Wednesday, August 23, 2006

Bill Gets Emails

Bill Cara gets a email from a reader that hits the proverbial nail with the hammer.

We live in interesting times (as the Chinese curse has it), and in order to maneuvre and survive the shoals and rapids that lie in front of us, we have to understand them as they actually are. The prince, says Machiavelli (I paraphrase here; you can add bull and bear in substitution), is neither bold nor diffident simpliciter; rather, he is bold when boldness is required, and diffident when diffidence is called for. He sees reality as it is, without sentiment, without illusion, and he simply rides the waves -- he doesn't try to bully the wind, and he does not cower in the face of placid lakes. And this, of course, means seeing the world for what it is, rationally, objectively, dispassionately.

This is the reason most of us gather at your site -- to trade insights and analysis. Very little is accomplished by giving vent to one's political passions -- even if you think you're 'right' -- because such discussions are inevitably shallow, superficial, resting upon unexamined and unacknowledged premises -- so that even if you've got (or think you've got) Truth 'by the balls', it's like throwing mud and sludge into the water you plan to drink. It does a great disservice to the community we're trying hard to build here.

The rhetoric emerging from Teheran is certainly frightening. But the rhetoric coming out of Washington -- and I speak as a political independent, with no discernible partisan leanings that I can detect -- and the chorus of its supporters in the media, is equally hard for me to fathom.

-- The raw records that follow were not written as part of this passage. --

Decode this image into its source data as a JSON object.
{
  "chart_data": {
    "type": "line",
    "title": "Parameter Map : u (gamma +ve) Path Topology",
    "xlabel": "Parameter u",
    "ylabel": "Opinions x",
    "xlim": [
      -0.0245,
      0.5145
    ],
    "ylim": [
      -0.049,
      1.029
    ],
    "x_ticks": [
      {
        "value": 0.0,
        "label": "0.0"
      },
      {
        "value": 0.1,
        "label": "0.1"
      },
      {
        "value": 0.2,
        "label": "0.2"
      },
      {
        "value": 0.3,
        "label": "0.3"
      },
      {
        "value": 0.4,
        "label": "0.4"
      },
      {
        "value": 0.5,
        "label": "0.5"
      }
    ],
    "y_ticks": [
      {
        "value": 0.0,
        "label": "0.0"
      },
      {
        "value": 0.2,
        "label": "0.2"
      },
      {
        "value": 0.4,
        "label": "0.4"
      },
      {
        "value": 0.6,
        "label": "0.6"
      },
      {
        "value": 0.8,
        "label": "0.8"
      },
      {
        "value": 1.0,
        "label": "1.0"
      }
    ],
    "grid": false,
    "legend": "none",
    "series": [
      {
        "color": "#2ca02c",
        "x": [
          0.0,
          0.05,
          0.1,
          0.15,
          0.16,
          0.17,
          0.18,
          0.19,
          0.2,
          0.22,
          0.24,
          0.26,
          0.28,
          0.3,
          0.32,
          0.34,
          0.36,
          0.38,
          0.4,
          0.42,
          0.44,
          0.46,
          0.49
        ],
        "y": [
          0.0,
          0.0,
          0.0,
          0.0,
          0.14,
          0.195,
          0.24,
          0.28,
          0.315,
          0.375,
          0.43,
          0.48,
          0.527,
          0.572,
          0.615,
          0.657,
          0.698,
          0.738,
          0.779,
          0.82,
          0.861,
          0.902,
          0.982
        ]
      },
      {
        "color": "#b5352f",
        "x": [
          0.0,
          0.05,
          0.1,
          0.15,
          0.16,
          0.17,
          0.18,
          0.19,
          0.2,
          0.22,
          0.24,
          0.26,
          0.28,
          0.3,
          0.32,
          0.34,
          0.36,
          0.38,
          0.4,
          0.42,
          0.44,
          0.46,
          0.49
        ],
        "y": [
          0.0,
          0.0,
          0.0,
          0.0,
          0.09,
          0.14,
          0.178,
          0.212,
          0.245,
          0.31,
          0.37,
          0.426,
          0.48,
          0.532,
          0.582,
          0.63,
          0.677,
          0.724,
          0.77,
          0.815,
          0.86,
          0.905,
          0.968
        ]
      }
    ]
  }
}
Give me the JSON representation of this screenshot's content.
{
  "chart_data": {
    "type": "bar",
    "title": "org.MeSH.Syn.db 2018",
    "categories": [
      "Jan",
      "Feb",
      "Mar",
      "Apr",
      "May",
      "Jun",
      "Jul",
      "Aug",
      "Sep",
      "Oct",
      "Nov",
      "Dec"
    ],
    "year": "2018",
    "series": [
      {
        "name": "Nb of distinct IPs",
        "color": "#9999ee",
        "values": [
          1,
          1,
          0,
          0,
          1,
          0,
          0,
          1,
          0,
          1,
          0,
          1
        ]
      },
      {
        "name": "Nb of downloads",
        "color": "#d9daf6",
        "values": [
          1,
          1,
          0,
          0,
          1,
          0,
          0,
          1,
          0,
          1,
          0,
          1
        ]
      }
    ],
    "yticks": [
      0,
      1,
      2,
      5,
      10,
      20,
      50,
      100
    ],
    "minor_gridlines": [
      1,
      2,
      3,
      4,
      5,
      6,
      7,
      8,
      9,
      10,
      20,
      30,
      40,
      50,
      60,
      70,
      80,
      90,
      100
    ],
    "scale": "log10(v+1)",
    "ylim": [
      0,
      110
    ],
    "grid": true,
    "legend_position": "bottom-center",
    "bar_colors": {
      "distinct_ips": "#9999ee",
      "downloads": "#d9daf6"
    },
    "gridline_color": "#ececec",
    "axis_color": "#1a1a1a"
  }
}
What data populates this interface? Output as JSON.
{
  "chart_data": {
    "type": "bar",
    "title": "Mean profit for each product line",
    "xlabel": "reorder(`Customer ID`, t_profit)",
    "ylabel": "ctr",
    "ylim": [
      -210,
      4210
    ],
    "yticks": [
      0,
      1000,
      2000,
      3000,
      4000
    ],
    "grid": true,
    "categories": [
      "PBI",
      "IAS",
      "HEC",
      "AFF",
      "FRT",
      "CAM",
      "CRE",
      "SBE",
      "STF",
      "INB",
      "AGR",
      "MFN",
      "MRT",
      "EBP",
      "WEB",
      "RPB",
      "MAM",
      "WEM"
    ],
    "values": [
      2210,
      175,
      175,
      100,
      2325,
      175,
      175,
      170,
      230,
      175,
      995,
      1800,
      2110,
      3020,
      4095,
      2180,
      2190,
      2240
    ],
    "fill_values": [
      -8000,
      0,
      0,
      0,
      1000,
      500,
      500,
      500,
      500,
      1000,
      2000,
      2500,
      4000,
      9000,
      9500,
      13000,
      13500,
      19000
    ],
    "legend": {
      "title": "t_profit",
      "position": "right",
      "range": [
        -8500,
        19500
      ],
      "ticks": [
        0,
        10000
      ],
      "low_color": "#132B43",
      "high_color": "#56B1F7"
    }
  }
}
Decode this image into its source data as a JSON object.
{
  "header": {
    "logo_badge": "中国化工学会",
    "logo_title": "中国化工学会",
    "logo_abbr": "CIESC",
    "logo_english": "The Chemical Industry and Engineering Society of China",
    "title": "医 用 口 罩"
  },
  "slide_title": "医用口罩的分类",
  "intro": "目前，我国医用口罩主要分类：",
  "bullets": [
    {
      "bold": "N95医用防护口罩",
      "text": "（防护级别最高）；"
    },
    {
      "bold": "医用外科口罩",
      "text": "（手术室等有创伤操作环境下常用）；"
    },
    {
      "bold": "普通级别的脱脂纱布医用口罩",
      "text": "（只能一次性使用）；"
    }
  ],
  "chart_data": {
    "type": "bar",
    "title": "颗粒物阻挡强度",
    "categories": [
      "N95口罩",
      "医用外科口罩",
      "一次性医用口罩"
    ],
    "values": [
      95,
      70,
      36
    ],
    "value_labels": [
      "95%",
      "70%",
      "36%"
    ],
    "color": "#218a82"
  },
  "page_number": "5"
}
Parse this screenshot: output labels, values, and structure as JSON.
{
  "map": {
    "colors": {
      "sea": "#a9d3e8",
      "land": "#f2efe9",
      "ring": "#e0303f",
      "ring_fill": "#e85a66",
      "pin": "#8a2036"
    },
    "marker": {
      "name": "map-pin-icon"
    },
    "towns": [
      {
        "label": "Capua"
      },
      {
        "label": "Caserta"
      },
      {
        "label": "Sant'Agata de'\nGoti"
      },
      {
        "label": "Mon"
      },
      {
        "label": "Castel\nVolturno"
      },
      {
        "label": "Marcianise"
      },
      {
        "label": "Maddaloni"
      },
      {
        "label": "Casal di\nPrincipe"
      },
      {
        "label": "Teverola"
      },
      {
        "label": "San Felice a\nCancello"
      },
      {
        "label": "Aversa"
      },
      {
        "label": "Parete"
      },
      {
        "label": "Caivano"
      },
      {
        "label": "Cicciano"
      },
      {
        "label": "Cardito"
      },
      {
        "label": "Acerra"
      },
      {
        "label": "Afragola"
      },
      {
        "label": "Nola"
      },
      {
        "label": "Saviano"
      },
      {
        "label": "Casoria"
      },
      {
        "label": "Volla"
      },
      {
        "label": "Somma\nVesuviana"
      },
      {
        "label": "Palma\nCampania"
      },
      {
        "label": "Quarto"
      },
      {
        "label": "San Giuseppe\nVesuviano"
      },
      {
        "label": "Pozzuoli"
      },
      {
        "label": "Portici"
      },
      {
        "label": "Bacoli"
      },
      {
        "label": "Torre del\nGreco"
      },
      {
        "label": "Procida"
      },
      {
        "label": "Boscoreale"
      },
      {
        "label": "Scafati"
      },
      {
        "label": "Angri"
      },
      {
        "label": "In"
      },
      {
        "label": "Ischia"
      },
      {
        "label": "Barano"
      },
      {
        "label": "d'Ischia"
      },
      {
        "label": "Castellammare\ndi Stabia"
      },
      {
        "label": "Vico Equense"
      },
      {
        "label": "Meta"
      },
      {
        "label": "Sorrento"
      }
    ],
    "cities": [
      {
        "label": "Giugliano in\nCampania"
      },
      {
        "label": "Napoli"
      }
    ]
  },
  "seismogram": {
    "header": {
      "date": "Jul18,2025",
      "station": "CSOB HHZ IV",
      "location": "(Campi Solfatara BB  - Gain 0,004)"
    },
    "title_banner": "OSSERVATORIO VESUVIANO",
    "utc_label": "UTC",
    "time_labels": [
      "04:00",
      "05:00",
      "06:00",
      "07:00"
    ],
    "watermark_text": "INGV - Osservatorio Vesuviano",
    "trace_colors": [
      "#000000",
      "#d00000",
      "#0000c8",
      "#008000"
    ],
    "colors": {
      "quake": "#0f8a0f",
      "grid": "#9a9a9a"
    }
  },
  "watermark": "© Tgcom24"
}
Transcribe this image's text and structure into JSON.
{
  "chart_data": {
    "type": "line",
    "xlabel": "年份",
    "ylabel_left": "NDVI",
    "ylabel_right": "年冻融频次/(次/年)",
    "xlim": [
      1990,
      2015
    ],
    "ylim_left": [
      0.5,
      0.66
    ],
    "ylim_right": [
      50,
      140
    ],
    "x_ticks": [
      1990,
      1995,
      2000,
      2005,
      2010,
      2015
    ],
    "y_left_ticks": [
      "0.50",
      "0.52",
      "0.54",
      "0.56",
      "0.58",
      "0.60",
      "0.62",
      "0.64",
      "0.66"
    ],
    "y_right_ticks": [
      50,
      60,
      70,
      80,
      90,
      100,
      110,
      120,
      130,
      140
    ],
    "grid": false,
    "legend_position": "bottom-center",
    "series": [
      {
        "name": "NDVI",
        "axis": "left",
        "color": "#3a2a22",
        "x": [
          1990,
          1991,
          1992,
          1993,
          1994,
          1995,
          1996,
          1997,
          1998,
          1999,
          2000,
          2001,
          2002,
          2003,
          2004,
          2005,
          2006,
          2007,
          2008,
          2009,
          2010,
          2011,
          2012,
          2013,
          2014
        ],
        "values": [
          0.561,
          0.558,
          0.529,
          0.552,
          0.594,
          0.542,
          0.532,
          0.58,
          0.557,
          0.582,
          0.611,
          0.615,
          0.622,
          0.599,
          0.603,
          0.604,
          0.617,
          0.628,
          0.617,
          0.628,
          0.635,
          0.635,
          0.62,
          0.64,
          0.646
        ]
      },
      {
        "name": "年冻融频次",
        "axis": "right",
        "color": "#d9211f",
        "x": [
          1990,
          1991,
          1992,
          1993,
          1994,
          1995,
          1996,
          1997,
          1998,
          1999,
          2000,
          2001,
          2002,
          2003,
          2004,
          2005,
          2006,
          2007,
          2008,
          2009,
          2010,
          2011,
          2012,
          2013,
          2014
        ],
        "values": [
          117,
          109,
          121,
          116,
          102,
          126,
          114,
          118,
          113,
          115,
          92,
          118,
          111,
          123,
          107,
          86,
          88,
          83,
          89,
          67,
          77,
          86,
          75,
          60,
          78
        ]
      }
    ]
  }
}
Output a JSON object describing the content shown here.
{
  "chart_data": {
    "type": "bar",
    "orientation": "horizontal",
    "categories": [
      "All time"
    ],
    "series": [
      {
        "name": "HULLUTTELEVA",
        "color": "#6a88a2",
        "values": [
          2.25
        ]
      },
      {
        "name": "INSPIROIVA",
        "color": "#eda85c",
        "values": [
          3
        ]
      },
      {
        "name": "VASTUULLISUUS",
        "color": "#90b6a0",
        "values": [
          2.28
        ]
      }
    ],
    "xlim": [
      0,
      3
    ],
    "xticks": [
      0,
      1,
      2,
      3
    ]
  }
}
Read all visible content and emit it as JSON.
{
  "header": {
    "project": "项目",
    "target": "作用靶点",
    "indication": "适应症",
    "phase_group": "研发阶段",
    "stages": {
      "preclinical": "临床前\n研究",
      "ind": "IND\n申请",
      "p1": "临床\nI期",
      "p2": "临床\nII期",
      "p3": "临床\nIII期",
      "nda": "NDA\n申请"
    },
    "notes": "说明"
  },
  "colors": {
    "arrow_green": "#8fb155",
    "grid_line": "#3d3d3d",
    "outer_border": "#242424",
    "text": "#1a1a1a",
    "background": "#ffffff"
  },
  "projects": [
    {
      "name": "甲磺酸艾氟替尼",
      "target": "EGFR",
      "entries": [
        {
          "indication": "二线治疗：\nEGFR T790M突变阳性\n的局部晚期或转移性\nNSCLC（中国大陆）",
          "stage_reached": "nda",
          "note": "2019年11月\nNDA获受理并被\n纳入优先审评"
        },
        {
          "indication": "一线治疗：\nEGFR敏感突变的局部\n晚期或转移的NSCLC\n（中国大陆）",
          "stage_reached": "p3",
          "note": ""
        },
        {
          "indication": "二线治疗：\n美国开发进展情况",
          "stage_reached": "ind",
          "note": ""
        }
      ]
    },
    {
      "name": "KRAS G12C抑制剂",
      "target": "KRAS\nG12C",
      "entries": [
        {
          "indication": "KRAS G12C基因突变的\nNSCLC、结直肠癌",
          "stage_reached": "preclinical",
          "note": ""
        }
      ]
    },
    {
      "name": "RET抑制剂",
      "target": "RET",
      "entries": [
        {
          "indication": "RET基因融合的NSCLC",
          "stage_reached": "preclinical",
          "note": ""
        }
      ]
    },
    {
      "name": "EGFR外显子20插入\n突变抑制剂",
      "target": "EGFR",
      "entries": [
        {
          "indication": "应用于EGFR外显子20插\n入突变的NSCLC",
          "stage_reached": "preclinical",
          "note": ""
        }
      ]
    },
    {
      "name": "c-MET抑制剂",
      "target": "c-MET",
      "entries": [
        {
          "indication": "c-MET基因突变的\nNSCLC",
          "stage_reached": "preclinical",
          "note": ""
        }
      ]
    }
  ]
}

There are profound risks afoot in the world; but current breathless attempts among certain individuals to fan yet another war hysteria (WWIII is already here, says Newt Gingrich?) corresponds to nothing in the objective reality that I can see -- Iran, whatever dangers it may ultimately pose, is not about to bomb Topeka in the next few days, or even years. And there are many disinterested, and fairly well informed and intelligent observers who find the arguments currently being made in Washington to be disingenuous -- to say the least.

But those are my views, and even these are matters that can and should be discussed in rational and measured tones. Ultimately, the greatest danger facing the world today is a certain rabid and rancid irrationalism that is sweeping the globe -- and that is armed to the teeth -- and that I find very frightening. I -- no, we here together -- may not be able to do much to stem the tides of history. But history itself will condemn us nonetheless, if we allow ourselves to get reduced, both as individuals and as a group (like the blinded chorus in an Ancient tragedy), to being merely cheering sections for the catastrophes that may lie before us.”